MFDF: Street Food / Festival Hub

28 Sep

Street food is a glorious concept, but not one we do particularly well in Britain. Whilst I’m sure the majority would lap up the idea of beef and gravy in Yorkshire pudding on the way home from the pub, our traditional cuisine doesn’t really lend itself to easy scoffing on the street, and resultantly have had to borrow from other countries to get anywhere near delivering the cheap, tasty, roadside experience you can find in India or Vietnam.

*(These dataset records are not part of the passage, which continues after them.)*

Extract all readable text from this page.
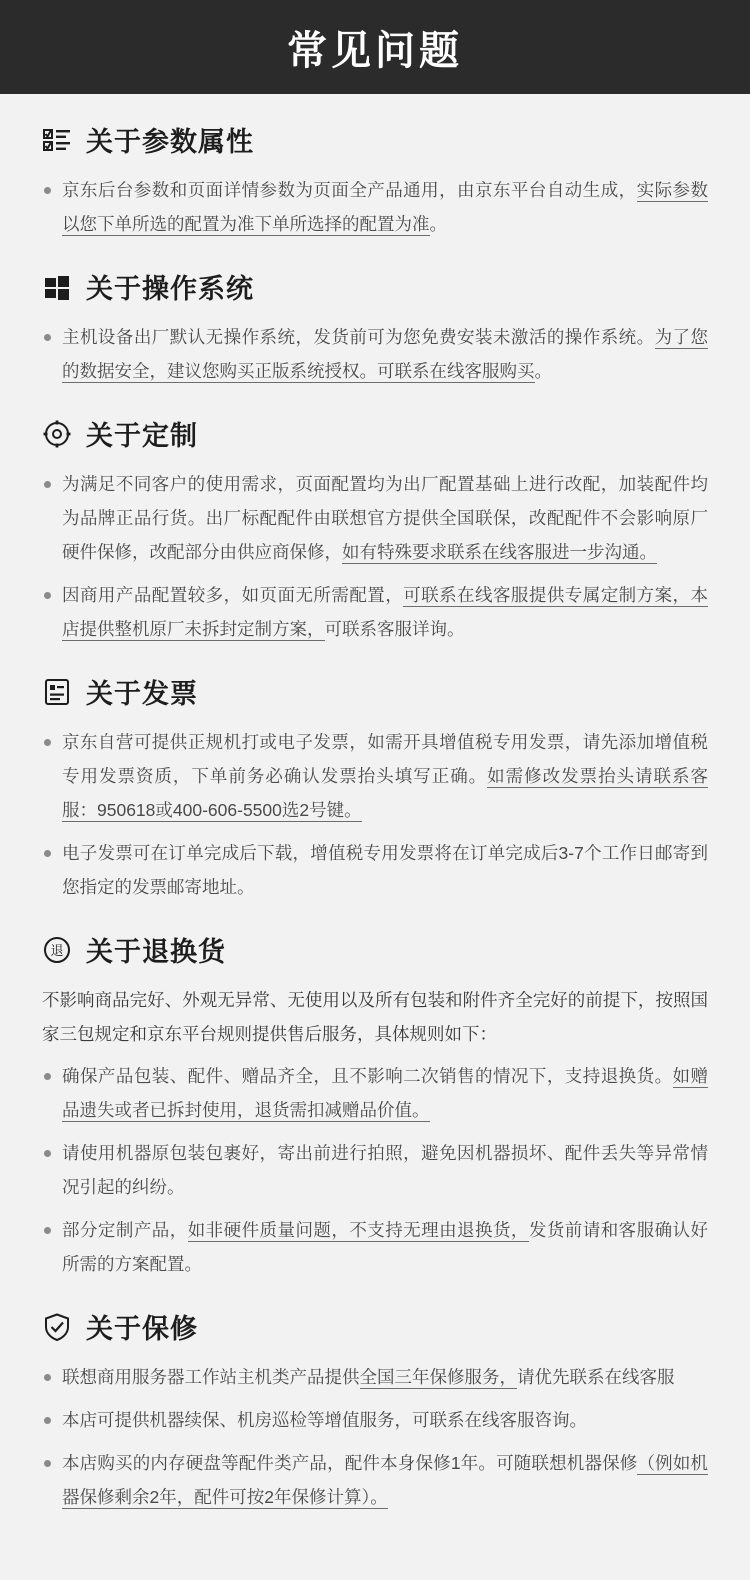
常见问题
关于参数属性
京东后台参数和页面详情参数为页面全产品通用，由京东平台自动生成，实际参数以您下单所选的配置为准下单所选择的配置为准。
关于操作系统
主机设备出厂默认无操作系统，发货前可为您免费安装未激活的操作系统。为了您的数据安全，建议您购买正版系统授权。可联系在线客服购买。
关于定制
为满足不同客户的使用需求，页面配置均为出厂配置基础上进行改配，加装配件均为品牌正品行货。出厂标配配件由联想官方提供全国联保，改配配件不会影响原厂硬件保修，改配部分由供应商保修，如有特殊要求联系在线客服进一步沟通。
因商用产品配置较多，如页面无所需配置，可联系在线客服提供专属定制方案，本店提供整机原厂未拆封定制方案，可联系客服详询。
关于发票
京东自营可提供正规机打或电子发票，如需开具增值税专用发票，请先添加增值税专用发票资质，下单前务必确认发票抬头填写正确。如需修改发票抬头请联系客服：950618或400-606-5500选2号键。
电子发票可在订单完成后下载，增值税专用发票将在订单完成后3-7个工作日邮寄到您指定的发票邮寄地址。
退 关于退换货

不影响商品完好、外观无异常、无使用以及所有包装和附件齐全完好的前提下，按照国家三包规定和京东平台规则提供售后服务，具体规则如下：

确保产品包装、配件、赠品齐全，且不影响二次销售的情况下，支持退换货。如赠品遗失或者已拆封使用，退货需扣减赠品价值。
请使用机器原包装包裹好，寄出前进行拍照，避免因机器损坏、配件丢失等异常情况引起的纠纷。
部分定制产品，如非硬件质量问题，不支持无理由退换货，发货前请和客服确认好所需的方案配置。
关于保修
联想商用服务器工作站主机类产品提供全国三年保修服务，请优先联系在线客服
本店可提供机器续保、机房巡检等增值服务，可联系在线客服咨询。
本店购买的内存硬盘等配件类产品，配件本身保修1年。可随联想机器保修（例如机器保修剩余2年，配件可按2年保修计算）。
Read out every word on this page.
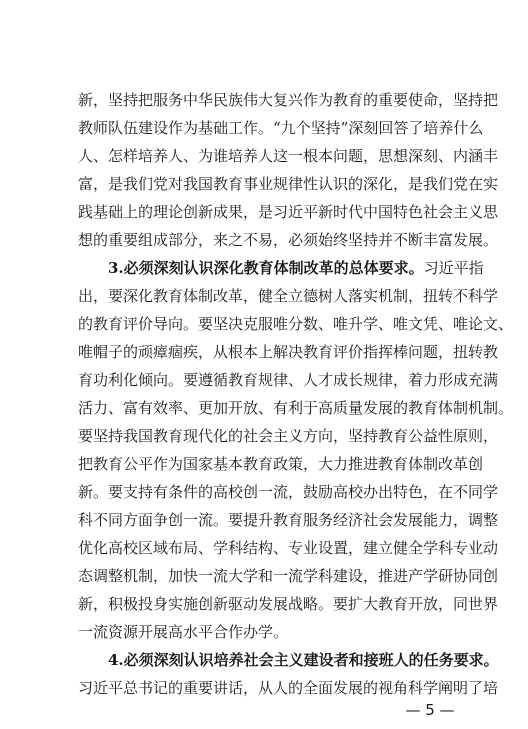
新，坚持把服务中华民族伟大复兴作为教育的重要使命，坚持把
教师队伍建设作为基础工作。“九个坚持”深刻回答了培养什么
人、怎样培养人、为谁培养人这一根本问题，思想深刻、内涵丰
富，是我们党对我国教育事业规律性认识的深化，是我们党在实
践基础上的理论创新成果，是习近平新时代中国特色社会主义思
想的重要组成部分，来之不易，必须始终坚持并不断丰富发展。
3.必须深刻认识深化教育体制改革的总体要求。习近平指
出，要深化教育体制改革，健全立德树人落实机制，扭转不科学
的教育评价导向。要坚决克服唯分数、唯升学、唯文凭、唯论文、
唯帽子的顽瘴痼疾，从根本上解决教育评价指挥棒问题，扭转教
育功利化倾向。要遵循教育规律、人才成长规律，着力形成充满
活力、富有效率、更加开放、有利于高质量发展的教育体制机制。
要坚持我国教育现代化的社会主义方向，坚持教育公益性原则，
把教育公平作为国家基本教育政策，大力推进教育体制改革创
新。要支持有条件的高校创一流，鼓励高校办出特色，在不同学
科不同方面争创一流。要提升教育服务经济社会发展能力，调整
优化高校区域布局、学科结构、专业设置，建立健全学科专业动
态调整机制，加快一流大学和一流学科建设，推进产学研协同创
新，积极投身实施创新驱动发展战略。要扩大教育开放，同世界
一流资源开展高水平合作办学。
4.必须深刻认识培养社会主义建设者和接班人的任务要求。
习近平总书记的重要讲话，从人的全面发展的视角科学阐明了培
— 5 —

Sure, we have the ice cream man, fish and chip stand and the ubiquitous burger van, but these saturated fatty delights are all concepts borrowed from other countries, and apart from fish and chips, have been made considerably worse since landing here. (I’m eyeballing YOU Mr. Whippy). It made for a glad heart and expectant gut when the concept went gourmet. So far, only London has done the most recent food trend with any aplomb, with gems like as Meat Wagon kick-starting the burger fad that labours on to this day, and Kimchi Cult, dishing up Korean fast-food that hasn’t yet hit the conciousness of the North.

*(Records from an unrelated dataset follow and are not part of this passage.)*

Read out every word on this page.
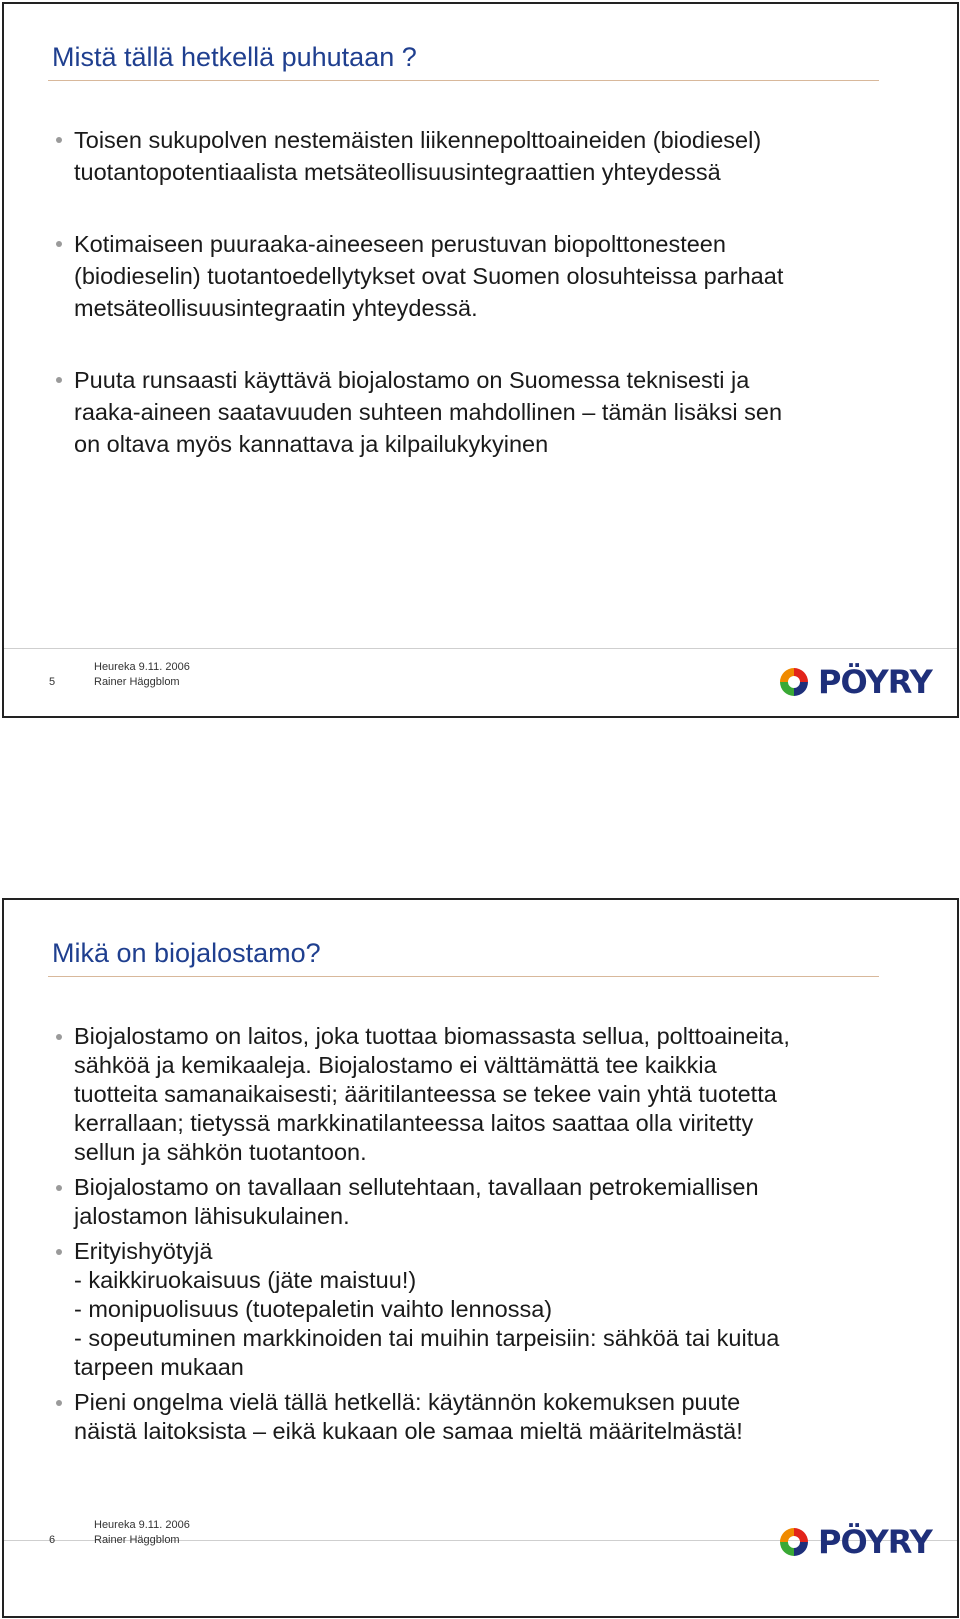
Mistä tällä hetkellä puhutaan ?
Toisen sukupolven nestemäisten liikennepolttoaineiden (biodiesel)
tuotantopotentiaalista metsäteollisuusintegraattien yhteydessä
Kotimaiseen puuraaka-aineeseen perustuvan biopolttonesteen
(biodieselin) tuotantoedellytykset ovat Suomen olosuhteissa parhaat
metsäteollisuusintegraatin yhteydessä.
Puuta runsaasti käyttävä biojalostamo on Suomessa teknisesti ja
raaka-aineen saatavuuden suhteen mahdollinen – tämän lisäksi sen
on oltava myös kannattava ja kilpailukykyinen
5
Heureka 9.11. 2006
Rainer Häggblom	PÖYRY
Mikä on biojalostamo?
Biojalostamo on laitos, joka tuottaa biomassasta sellua, polttoaineita,
sähköä ja kemikaaleja. Biojalostamo ei välttämättä tee kaikkia
tuotteita samanaikaisesti; ääritilanteessa se tekee vain yhtä tuotetta
kerrallaan; tietyssä markkinatilanteessa laitos saattaa olla viritetty
sellun ja sähkön tuotantoon.
Biojalostamo on tavallaan sellutehtaan, tavallaan petrokemiallisen
jalostamon lähisukulainen.
Erityishyötyjä
- kaikkiruokaisuus (jäte maistuu!)
- monipuolisuus (tuotepaletin vaihto lennossa)
- sopeutuminen markkinoiden tai muihin tarpeisiin: sähköä tai kuitua
tarpeen mukaan
Pieni ongelma vielä tällä hetkellä: käytännön kokemuksen puute
näistä laitoksista – eikä kukaan ole samaa mieltä määritelmästä!
6
Heureka 9.11. 2006
Rainer Häggblom	PÖYRY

In Manchester, we have a few contenders in Ginger’s Comfort Emporium and The Hungry Gecko, and joyfully, these have all been herded up and penned in at the Manchester Food and Drink Festival (MFDF) hub on Albert Square, with a moving feast of proprietors throughout the run of the festival. A fine line has been crossed with the invitation of restaurants like 63 Degrees and Chilli Banana, moving the designated ‘street food’ area into pop up territory, but as long as the food is inexpensive, easy to eat and delicious, it works for me.

MFDF Street Food: Zouk

MFDF Street Food: Churros Susanna

Despite the current run of cack weather, the festival hub was still pretty busy on a chilly Thursday evening, no doubt helped by the sheltered beer tent and the warmly-lit Liars Club pop up bar, which had drawn quite the crowd. A mix of after work drinkers and beardy flat-capped types, my mate Alison and I spent the evening stalking the street food stands, finally settling on a not-so-dirty seekh kebab from Zouk and a fat-ass pot of churros from Churros Susanna, all washed down with a pint of Old Tom* from Robinson’s Pub on the Hub. All in all, my multi-cultural combination came in at the tidy sum of £7.80. Joy!

Zouk Kebabs

Churros and Chocolate Sauce

Robinson’s Old Tom

Wood-fired pizza from Fire and Slice Pizza and game burgers (with the most disgustingly decadent sounding red onion and cheddar coleslaw to slap on your bun) from Ank Marvin all sounded pretty special too. With a cider tent (which I’m saving myself for after Tuesday’s glut with The Moss Cider Project) and portable wine van from Harvey Nichols, there’s also booze for all, easy to wander around with people watching or enjoying the sounds from the live music stage, and though reggae music might not be the most fitting choice for a grim Manchester night, it was still a pretty good do.

* One of the best Manchester brews around. Rich chocolate in colour with an initial hit of roasted coffee, it comes over all dandelion and burdock towards the end of each swill. Northern heaven in a pint glass.